A pre-pandemic Wake County–sponsored study showed that after taking the Fathers Forever parenting course, 66% of participants increased their child support payments. Fathers Forever also offers five transitional houses for men who have recently left prison, each with 38 beds. The program gives them three meals a day and a place to stay, and it helps them find sustainable, well-paying jobs. The organization also runs a food pantry, a clothing closet and a temp agency that works with the transitional housing program.

Currently, Fathers Forever is working to get “Dads at a Distance,” a textbook version of Warren’s parenting class designed for men in prison, into Wake County’s 1,500 jails—each with a handwritten note of encouragement.

CAMP CORRAL

855.605.1267 | campcorral.org Camp Corral is based in Raleigh but reaches out to kids across the country. Sponsored by the Raleigh-based Golden Corral restaurant chain, Camp Corral offers opportunities for children of military personnel who have been wounded, made ill or killed in service to connect with other kids who share their experiences through a free week at summer camp.

Camp Corral kids enjoy building connections with other kids who understand military life. Camp offers opportunities for “those natural conversations that occur when you know you’re in a safe environment with people who know what your world is like,” says Camp Corral CEO Phil Kowalczyk. Adding the loss, illness or injury of a parent to the mix means that these kids really benefit from interacting with others who understand their experiences. For example, 69% of participants do at least one caregiving task in their home—the types of responsibility their peers seldom undertake.

Camp Corral contracts with American Camp Association–accredited camps across the U.S. to provide an experience that Kowalczyk describes as “like summer camp, but a little different,” because campers build unique connections they often maintain after camp is over. What’s more, 70% of participants’ parents report that time at camp has improved their children’s mental health.

In 2021, Camp Corral began offering spring programs for families to enjoy camp experiences together. They hope to begin a junior counselor training program in 2023. Camp Corral CEO Phil Kowalczyk

SAFEchild Executive Director Cristin DeRonja

SAFEchild

919.743.6140 | safechildnc.org SAFEchild is the leading child abuse prevention agency for Wake County. It coordinates with the Wake County Public School System, with Child Protective Services, and with other nonprofit organizations to prevent and eliminate child abuse. Its goals are to support parents, educate the public and advocate for abuse victims.
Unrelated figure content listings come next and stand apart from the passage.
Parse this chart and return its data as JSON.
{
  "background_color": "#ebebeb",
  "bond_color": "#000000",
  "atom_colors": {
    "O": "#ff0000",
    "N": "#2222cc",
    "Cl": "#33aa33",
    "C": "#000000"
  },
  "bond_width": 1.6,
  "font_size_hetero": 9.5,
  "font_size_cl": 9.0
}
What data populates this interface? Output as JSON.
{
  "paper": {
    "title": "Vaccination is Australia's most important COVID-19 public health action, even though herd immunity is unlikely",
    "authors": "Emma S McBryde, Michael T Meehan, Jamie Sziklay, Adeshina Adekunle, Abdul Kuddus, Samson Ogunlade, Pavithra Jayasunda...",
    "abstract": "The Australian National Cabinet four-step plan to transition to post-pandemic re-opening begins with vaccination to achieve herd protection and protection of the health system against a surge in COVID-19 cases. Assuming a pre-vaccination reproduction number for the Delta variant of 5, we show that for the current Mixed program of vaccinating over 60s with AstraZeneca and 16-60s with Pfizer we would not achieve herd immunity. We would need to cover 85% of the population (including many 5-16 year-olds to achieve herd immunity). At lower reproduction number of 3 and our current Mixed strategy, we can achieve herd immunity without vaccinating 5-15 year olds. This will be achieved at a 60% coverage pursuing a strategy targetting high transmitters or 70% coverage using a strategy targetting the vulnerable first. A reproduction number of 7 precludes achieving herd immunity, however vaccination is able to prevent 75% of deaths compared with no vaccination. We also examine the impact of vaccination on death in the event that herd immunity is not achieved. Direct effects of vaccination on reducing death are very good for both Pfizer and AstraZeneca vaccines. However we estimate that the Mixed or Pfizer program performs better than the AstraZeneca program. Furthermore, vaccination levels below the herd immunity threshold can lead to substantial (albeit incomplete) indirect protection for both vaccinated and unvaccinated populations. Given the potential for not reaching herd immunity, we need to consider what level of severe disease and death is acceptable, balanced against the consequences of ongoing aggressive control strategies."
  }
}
On the prevention side, SAFEchild’s staff and volunteers encourage confused or frustrated parents to contact them for help. There are no fees or eligibility requirements. If there is one message SAFEchild Executive Director Cristin DeRonja emphasizes, it is that asking for help is an act of strength. “Every family needs support,” she says. “Families should feel safe and secure, like it’s OK and it’s celebrated to reach out for support. The first thing we do when families reach out to us is: We thank them for calling.”

Another prevention program, Funny Tummy Feelings, teaches children in Wake County Schools how to recognize and respond when something is wrong with the way an adult is interacting with them. The program has been adopted in every WCPSS elementary school.

SAFEchild’s advocacy program has become a national model for evaluating and advocating for abused children due to its emphasis on care collaboration. The organization’s advocacy team consists of members from the medical community and public school system, and other community members who can intervene in different ways and on different levels so children can understand what happened to them and receive support from many different directions. In 2021, SAFEchild was able to evaluate 385 children for signs of abuse and neglect.

Next summer, SAFEchild hopes to open a new facility on land that WakeMed has donated. The new space will allow the organization to triple the rate at which it can provide medical evaluations and double the number of children it can serve in other prevention programs.